Exactly-once processing: received one barrier

  1. At the barrier in stream X, but not Y. Must not accept any more X items.


Exactly-once processing: received both barriers

  1. At the barrier in both streams, taking a snapshot.


Exactly-once processing: forward the barrier

  1. Snapshot done, barrier forwarded. Can resume consuming all streams.


At-Least-Once Snapshotting

With at-least-once configured, the processor can keep consuming all the streams until it gets all the barriers, at which point it will stop to take the snapshot:

At-Least-once processing: received one barrier

  1. At the barrier in stream X, but not Y. Carry on consuming all streams.


At-Least-once processing: received both barriers

  1. At the barrier in both streams, already consumed x1 and x2. Taking a snapshot.


At-Least-once processing: forward the barrier

  1. Snapshot done, barrier forwarded.


Even though x1 and x2 occur after the barrier, the processor consumed and processed them, updating its state accordingly. If the computation job stops and restarts, this state will be restored from the snapshot and then the source will replay x1 and x2. The processor will think it got two new items.

The Pitfalls of At-Least-Once Processing

In some cases at-least-once semantics can have consequences of quite an unexpected magnitude, as we discuss next.

Apparent Data Loss

Imagine a very simple kind of processor: it matches up the items that belong to a pair based on some rule. If it receives item A first, it remembers it. Later on, when it receives item B, it emits that fact to its outbound edge and forgets about the two items. It may also first receive B and wait for A.

Now imagine this sequence: A -> BARRIER -> B. In at-least-once the processor may observe both A and B, emit its output, and forget about them, all before taking the snapshot. After the restart, item B will be replayed because it occurred after the last barrier, but item A won't. Now the processor is stuck forever in a state where it's expecting A and has no idea it already got it and emitted that fact.

Problems similar to this may happen with any state the processor keeps until it has got enough information to emit the results and then forgets it.

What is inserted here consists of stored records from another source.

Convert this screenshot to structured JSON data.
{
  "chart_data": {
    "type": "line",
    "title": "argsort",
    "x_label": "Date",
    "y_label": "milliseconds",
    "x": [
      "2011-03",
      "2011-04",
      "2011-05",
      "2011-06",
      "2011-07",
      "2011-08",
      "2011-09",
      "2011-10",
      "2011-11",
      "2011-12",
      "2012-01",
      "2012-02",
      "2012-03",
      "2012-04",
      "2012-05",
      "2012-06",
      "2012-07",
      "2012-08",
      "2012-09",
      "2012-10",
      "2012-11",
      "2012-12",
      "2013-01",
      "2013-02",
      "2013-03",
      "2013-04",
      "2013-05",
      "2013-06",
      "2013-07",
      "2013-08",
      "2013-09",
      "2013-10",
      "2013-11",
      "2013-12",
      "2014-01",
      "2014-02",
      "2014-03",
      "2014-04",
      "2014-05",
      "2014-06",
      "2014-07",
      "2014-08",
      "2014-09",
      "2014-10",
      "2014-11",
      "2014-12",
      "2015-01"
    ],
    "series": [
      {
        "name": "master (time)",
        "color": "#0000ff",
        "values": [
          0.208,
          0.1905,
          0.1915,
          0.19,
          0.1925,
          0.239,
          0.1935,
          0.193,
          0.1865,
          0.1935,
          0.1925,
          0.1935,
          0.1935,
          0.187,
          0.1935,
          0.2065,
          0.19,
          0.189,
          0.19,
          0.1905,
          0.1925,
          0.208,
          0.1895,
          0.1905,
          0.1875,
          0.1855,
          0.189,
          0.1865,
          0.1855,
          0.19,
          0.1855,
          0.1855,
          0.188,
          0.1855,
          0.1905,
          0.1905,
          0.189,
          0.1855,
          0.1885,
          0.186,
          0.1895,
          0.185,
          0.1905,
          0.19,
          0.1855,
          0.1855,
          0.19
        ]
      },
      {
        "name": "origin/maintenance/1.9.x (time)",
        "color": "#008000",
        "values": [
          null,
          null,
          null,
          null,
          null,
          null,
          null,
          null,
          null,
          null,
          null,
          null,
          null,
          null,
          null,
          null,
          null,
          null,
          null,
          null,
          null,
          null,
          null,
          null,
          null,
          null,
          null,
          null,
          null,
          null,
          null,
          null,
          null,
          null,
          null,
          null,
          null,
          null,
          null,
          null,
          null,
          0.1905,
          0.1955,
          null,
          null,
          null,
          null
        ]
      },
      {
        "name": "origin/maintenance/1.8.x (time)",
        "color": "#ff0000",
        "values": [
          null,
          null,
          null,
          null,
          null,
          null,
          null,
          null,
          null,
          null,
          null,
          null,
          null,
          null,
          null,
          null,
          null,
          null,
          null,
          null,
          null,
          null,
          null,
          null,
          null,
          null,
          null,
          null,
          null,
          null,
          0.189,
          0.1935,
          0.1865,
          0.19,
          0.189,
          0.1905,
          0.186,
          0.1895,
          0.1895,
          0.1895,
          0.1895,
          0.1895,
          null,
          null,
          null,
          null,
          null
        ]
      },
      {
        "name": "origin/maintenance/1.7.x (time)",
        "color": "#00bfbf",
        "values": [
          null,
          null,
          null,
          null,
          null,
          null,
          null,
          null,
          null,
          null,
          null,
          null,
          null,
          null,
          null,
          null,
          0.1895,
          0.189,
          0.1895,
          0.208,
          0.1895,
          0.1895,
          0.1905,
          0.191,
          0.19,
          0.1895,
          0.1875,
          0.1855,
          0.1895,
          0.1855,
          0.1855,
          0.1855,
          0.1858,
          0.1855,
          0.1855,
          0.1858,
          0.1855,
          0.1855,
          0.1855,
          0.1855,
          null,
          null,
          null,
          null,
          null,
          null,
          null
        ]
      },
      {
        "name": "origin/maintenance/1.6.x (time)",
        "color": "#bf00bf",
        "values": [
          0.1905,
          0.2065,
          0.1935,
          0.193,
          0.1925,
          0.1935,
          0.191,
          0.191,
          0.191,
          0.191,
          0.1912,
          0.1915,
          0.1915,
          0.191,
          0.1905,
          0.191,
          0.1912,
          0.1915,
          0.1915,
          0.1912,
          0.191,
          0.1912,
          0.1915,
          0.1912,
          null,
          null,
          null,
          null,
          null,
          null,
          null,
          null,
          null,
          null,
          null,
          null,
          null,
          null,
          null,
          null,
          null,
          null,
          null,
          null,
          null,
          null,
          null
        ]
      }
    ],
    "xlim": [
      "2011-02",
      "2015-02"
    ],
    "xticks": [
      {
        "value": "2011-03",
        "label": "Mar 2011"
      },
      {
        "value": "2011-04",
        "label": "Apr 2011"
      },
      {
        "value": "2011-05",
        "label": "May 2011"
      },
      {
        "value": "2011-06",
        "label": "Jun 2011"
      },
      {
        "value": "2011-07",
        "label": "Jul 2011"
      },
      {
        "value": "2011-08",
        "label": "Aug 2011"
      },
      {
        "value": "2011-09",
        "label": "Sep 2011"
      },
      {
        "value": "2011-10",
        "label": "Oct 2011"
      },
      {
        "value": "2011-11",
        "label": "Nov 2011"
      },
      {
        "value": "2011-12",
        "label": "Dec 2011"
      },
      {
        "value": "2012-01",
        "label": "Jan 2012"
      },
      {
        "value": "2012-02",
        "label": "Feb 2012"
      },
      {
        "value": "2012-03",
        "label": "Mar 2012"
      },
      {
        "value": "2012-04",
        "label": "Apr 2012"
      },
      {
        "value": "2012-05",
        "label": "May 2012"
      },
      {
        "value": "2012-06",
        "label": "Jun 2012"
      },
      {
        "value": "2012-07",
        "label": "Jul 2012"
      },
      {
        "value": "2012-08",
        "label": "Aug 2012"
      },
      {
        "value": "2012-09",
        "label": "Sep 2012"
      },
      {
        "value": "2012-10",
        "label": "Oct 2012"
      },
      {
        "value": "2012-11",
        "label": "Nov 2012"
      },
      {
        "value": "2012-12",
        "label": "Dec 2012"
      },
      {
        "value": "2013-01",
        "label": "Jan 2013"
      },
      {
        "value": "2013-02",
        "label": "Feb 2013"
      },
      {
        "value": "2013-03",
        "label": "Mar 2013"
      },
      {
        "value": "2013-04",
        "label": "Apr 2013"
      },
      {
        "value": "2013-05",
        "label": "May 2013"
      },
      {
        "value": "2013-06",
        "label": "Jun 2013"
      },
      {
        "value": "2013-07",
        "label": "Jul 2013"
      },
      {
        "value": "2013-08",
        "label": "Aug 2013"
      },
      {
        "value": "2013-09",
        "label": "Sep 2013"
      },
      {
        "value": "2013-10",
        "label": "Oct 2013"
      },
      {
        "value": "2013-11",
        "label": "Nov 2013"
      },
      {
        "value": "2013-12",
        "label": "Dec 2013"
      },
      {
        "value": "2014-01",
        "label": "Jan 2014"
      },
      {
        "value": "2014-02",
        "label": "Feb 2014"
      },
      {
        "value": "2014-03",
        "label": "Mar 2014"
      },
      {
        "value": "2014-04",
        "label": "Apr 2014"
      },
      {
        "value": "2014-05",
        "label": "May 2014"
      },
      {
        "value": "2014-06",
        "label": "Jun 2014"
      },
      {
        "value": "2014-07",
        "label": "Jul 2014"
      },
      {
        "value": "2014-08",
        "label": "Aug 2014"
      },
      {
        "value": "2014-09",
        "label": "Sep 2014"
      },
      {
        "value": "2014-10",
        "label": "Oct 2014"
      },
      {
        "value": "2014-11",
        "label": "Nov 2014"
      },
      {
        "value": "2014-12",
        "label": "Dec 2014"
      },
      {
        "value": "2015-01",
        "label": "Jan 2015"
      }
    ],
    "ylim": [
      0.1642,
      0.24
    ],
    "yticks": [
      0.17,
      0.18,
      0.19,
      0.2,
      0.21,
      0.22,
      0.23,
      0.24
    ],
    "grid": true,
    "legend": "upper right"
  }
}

By the time it takes a snapshot, the post-barrier items will have caused it to forget facts about some pre-barrier items. After a restart it will behave as though it has never observed those pre-barrier items, resulting in behavior equivalent to data loss.

Non-Monotonic Watermark

One special case of the above story concerns watermark items. Thanks to watermark coalescing, processors are typically implemented against the invariant that the watermark value always increases. However, in at-least-once the post-barrier watermark items will advance the processor's watermark value. After the job restarts and the state gets restored to the snapshotted point, the watermark will appear to have gone back, breaking the invariant. This can again lead to apparent data loss.